Por eso, desestimó completamente las sospechas que recaían sobre la conversación entre Sergio Berni y la expresidenta Cristina Fernández de Kirchner luego del hecho. “Es lógico que el secretario de Seguridad hable con la presidenta por una situación así. Lo ilógico sería que no hable o que hable antes”, consideró.

Actualmente, Lagomarsino, lleva una tobillera electrónica con GPS por orden del juez que investiga la causa, Julián Ercolini, luego de una resolución tomada en el año 2017. “Hace cuatro años no voy de vacaciones tranquilo. Hace un año y medio no puedo moverme y antes lo hacía con Gendarmería custodiando”, manifestó.

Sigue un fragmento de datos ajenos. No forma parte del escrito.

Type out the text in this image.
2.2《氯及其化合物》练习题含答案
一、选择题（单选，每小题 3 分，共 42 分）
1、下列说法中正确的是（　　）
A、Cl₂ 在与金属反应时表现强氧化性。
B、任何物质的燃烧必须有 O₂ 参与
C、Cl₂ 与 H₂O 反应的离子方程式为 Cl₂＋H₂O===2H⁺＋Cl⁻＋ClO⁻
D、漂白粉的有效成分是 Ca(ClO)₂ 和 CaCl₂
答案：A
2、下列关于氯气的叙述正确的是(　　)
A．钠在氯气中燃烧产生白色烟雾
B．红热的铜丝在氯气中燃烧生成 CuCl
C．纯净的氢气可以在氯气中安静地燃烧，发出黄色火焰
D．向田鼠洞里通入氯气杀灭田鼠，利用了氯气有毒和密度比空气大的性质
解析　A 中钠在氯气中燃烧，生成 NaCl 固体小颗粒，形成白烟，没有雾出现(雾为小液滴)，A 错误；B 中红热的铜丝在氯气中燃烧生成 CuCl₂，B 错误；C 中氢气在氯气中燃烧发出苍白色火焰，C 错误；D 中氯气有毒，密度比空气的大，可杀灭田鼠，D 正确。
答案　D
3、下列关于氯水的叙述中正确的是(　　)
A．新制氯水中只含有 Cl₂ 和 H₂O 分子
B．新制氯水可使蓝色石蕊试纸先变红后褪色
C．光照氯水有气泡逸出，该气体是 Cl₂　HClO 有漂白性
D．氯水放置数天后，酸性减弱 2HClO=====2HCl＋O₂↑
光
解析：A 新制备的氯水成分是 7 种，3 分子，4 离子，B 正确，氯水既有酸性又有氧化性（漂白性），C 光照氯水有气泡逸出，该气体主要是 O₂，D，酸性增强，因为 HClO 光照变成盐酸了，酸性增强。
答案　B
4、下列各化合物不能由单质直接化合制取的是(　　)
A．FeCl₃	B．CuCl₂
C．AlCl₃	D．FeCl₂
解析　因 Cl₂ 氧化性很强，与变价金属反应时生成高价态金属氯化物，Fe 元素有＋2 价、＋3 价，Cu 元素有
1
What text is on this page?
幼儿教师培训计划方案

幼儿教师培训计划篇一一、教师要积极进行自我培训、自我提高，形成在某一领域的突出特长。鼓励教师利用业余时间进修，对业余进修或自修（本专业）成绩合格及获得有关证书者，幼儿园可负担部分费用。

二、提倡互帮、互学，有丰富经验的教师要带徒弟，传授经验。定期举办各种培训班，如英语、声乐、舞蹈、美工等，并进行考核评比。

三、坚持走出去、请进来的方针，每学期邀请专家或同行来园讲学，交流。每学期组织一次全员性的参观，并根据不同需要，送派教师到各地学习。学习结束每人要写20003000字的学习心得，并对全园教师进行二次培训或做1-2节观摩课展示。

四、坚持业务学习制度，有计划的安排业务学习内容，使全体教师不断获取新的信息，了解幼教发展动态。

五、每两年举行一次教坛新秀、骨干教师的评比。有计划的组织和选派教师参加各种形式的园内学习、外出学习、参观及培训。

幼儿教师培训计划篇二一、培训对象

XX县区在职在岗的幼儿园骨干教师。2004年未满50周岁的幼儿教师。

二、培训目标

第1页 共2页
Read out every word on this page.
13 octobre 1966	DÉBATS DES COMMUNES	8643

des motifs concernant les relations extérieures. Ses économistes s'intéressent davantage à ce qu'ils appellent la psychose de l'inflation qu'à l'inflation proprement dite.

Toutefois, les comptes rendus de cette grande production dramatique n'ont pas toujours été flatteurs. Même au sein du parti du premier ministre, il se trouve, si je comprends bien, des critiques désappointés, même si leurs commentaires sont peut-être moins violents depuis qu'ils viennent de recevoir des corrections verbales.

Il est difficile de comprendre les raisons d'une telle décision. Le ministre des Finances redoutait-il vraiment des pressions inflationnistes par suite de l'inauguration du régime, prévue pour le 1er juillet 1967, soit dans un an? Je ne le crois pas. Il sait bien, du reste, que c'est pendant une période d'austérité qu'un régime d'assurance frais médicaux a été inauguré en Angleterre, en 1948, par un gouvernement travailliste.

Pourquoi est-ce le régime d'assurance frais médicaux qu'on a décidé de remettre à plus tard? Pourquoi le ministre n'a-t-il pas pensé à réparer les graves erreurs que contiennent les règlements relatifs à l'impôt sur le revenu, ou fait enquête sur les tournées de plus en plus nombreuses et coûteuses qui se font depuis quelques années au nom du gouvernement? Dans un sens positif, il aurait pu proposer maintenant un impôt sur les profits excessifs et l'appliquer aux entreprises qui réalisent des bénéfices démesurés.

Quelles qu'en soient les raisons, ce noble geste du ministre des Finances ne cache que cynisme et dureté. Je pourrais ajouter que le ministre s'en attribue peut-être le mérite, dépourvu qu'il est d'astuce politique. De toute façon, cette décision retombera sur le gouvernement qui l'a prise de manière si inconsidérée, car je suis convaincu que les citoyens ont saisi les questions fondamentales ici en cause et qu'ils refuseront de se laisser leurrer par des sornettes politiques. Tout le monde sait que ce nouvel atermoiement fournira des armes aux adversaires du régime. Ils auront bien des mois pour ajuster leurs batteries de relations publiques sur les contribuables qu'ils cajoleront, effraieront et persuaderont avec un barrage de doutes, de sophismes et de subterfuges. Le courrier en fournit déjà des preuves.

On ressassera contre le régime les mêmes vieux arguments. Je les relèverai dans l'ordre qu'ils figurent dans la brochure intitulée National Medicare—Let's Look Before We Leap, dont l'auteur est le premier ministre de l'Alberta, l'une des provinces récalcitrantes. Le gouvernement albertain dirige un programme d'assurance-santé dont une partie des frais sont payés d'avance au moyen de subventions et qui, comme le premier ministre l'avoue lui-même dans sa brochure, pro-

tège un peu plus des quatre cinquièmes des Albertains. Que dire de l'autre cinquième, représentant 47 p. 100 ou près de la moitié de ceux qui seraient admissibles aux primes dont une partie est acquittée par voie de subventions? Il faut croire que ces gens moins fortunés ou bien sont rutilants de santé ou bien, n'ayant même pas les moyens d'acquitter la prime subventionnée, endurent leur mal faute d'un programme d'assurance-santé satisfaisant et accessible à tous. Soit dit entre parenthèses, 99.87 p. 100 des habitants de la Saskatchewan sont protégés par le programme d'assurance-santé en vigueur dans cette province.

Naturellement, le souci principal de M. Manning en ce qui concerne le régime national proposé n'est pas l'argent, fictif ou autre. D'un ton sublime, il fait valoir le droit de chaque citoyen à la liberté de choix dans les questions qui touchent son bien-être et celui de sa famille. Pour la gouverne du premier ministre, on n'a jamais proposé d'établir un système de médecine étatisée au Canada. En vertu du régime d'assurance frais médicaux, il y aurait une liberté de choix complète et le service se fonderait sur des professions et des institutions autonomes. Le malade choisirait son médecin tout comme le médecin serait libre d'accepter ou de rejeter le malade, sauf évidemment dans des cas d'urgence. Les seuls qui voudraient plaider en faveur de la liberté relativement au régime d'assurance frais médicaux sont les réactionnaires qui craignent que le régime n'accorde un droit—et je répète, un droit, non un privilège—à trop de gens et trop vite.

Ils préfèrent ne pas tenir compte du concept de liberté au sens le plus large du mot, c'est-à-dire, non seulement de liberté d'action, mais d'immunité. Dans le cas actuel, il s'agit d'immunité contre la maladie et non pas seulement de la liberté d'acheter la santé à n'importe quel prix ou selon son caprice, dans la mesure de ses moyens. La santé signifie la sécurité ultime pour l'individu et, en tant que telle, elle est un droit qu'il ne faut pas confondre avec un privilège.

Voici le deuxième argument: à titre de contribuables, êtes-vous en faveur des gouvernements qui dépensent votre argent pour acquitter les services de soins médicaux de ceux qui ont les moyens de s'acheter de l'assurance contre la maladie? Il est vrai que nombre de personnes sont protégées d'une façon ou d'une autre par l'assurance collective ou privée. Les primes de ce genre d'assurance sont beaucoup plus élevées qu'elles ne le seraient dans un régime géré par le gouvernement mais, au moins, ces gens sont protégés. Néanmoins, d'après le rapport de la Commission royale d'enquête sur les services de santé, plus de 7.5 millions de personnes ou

Además, también se mostró muy molesto y preocupado por su situación actual, lo que le genera inconvenientes en su vida diaria. “No puedo estar a más de 100 kilómetros de mi casa. Mi mujer es del interior y viaja con mis hijos a ver a su familia en la ruta. Que no le pase nada a los chicos porque exploto”, avisó.

Por otro lado, expresó su malestar por estar considerado como uno de los sospechosos de ser el autor del supuesto crimen del fiscal Nisman. “Que digan que soy un asesino me revuelve las tripas. Yo no pienso en mí solo. Pienso en mis viejos y mis hijos”, confesó el exempleado de la UFI Amia.

Actualmente, Lagomarsino se encuentra  imputado como “partícipe necesario” en el supuesto homicidio del fiscal federal, que investigaba el atentado a la AMIA. Sin embargo, su situación es de las más complicadas, ya que está considerado como una de las últimas personas que vio a Nisman antes de su muerte y el disparo salió desde un arma registrada a su nombre.